Currently, the city is investigating two dozen short-term rental law enforcement cases, Thomas said. Half of the owners have the required business license.
In Park City, Mayor Andy Beerman said he warned lawmakers things could get out of hand if they tied cities’ hands over enforcing short-term rentals – and they did.
Today, there are 3,500 short-term rentals in Park City, more than a third of all structures in the city. More than a thousand of them are unlicensed, the mayor said.
“It has just devastated some of our neighborhoods. I live in the old town, just off the main street, and I had neighbors, ”he said. Now most of the homes are for short term rentals.
“Ultimately, it accelerated our loss of housing to the workforce, it’s accelerated gentrification, it gave buyers tools to justify high-end sales, which means it does drive up house prices and drive out tenants, ”he said.
The average home price in Park City has exceeded $ 3 million this year. With only 600 affordable housing units in the city – about a quarter of what is needed – workers have to move elsewhere and commute, as my colleague Sara Tabin reported this week.
Many choose to find other jobs, leaving Park City businesses to compete tooth and nail for workers or, unable to find staff, reduce their hours or even close on certain days, Beerman said.
When speaking to fellow mayors of resort towns in Colorado, he said the situation was so bad that they were anticipating citizen initiatives to ban short-term rentals altogether.
Some local towns in Utah have attempted to deal with the situation.
Cottonwood Heights Mayor Mike Peterson said short-term rentals in his town must be zoned for multi-family or mixed-use housing and be either in a condo project or in a planned development – leaving very little of the eligible city.

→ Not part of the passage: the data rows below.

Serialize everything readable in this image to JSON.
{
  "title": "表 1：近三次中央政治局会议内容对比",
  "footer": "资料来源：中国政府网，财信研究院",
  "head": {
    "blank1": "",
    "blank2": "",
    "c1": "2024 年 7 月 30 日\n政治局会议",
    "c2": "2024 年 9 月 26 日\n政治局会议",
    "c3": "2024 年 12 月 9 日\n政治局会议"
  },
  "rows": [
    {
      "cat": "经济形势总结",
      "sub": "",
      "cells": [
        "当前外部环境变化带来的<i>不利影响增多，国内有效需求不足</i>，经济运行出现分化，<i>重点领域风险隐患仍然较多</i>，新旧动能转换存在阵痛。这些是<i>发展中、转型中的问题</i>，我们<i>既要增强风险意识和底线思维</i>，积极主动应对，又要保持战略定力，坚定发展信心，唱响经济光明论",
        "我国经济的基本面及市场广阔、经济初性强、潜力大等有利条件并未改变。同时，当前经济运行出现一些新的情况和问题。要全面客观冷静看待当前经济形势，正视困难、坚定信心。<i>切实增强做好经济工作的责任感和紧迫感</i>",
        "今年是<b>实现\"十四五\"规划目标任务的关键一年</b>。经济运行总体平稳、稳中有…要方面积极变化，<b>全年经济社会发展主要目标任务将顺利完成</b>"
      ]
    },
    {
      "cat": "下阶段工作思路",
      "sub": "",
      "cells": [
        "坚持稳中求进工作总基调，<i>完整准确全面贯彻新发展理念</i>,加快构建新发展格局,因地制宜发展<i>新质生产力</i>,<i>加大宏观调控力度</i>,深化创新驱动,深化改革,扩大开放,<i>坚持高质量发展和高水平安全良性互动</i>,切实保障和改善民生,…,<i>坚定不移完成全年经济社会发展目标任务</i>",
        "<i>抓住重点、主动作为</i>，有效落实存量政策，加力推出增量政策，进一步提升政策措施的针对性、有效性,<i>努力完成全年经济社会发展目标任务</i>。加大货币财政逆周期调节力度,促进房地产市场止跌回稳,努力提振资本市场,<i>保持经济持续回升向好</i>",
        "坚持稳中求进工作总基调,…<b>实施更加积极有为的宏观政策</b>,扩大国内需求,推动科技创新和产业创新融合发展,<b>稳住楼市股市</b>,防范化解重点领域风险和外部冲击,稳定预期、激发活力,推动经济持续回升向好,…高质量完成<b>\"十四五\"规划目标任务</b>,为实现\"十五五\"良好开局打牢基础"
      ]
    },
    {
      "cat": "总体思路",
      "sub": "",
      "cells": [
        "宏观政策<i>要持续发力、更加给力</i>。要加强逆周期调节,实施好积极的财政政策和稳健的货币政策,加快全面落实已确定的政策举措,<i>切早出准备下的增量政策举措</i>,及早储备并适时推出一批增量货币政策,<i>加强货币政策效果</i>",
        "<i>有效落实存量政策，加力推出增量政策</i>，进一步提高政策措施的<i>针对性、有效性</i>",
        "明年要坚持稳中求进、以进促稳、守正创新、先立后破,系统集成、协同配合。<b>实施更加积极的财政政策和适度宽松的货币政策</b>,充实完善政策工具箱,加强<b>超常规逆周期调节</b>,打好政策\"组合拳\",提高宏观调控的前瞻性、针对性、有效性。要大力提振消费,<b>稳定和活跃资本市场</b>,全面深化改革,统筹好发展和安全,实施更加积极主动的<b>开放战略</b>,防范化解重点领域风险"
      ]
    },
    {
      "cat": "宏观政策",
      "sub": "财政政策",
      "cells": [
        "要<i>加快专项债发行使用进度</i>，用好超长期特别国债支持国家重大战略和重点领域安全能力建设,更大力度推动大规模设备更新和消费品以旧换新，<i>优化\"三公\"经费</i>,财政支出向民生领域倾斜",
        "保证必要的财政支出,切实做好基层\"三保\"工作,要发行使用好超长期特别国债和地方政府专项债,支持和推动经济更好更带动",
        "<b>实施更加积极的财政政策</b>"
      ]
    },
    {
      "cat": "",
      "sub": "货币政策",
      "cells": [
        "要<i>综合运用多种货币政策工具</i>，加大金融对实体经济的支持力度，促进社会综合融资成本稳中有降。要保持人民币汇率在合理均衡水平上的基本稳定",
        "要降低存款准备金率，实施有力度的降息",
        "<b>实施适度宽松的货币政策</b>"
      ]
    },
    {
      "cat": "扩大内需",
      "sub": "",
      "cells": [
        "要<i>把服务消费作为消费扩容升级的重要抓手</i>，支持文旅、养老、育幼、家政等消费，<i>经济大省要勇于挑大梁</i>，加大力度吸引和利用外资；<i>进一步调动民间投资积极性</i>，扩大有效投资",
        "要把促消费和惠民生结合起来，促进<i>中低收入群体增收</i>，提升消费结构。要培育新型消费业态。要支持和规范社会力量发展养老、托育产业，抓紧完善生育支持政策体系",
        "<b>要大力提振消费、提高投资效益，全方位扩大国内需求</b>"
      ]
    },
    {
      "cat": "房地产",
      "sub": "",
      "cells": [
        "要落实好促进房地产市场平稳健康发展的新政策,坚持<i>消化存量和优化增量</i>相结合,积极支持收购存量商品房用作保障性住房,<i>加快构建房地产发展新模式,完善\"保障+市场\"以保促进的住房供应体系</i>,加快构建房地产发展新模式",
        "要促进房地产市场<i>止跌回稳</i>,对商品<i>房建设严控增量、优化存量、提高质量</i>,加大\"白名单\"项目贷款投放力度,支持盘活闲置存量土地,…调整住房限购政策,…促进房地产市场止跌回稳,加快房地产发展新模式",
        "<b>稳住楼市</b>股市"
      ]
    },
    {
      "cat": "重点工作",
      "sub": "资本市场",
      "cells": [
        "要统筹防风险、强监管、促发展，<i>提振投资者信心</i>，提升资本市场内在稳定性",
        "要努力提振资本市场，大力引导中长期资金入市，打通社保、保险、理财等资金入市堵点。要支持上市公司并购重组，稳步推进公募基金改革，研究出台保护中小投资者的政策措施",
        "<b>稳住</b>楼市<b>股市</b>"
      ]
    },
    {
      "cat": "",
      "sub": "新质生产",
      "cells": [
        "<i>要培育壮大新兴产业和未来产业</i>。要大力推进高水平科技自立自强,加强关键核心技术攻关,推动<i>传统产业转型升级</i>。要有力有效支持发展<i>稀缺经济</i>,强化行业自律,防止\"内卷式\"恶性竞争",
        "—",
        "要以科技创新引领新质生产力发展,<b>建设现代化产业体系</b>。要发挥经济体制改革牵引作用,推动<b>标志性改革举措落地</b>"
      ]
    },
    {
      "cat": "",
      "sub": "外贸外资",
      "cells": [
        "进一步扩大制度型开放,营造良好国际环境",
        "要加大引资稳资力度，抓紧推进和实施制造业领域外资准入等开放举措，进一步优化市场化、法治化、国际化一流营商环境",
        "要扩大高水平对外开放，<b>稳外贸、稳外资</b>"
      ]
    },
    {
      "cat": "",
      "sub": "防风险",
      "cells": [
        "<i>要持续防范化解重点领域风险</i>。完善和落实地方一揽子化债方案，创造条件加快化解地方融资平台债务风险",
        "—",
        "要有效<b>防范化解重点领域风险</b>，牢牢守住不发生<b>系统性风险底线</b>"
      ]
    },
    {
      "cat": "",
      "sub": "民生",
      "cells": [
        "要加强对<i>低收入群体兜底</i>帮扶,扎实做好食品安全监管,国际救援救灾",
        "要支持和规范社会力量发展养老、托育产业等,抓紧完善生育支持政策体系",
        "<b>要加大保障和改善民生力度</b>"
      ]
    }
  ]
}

Looking at Cottonwood Heights listings, many appear to comply with zoning requirements, but a considerable number of others do not.
The city can impose a fine of $ 250 for the first violation, up to $ 1,000 each day for a subsequent violation.
“I’m sure some people have bought homes and decided to take advantage of our beautiful canyons and ski resorts,” but are not in compliance, said Peterson. Almost always, when the city receives a complaint, Peterson said, the owner or owners say they didn’t know the rules.
Sandy City passed an ordinance in 2018 requiring short-term rentals to be allowed, then capped the number of licenses issued in each neighborhood – a smart approach. Of the 294 licenses available, only 96 are in use.
But again, looking at the ads, there are more rentals available in some neighborhoods than permits issued, and there isn’t much the city can do unless other residents complain.
If this all sounds absurd, I agree.
Local governments understand the needs of their community and should be the ones deciding where they want short term rentals or not. But then depriving them of the ability to actively enforce those regulations undermines the whole concept of local control.
“We would like tools to regulate this,” Beerman said. “We would like to determine which areas and which neighborhoods [short-term rentals] are allowed.”
At a minimum, the legislature should let local governments use the simpler tool – rental listings – as a starting point to identify who might bypass local zoning ordinances.
Local boards may want to consider restricting short-term arbitrage before it explodes and bleeds long-term rental properties.
And lawmakers could give resort communities like Park City or Moab the option of charging an additional tax or impact fee on short-term rentals with the dedicated affordable housing proceeds to offset the effects of short-term rentals.
If we do this right, we could convert hundreds, if not thousands of units into long-term affordable housing, alleviate a real housing crisis, and maintain the integrity of our neighborhoods.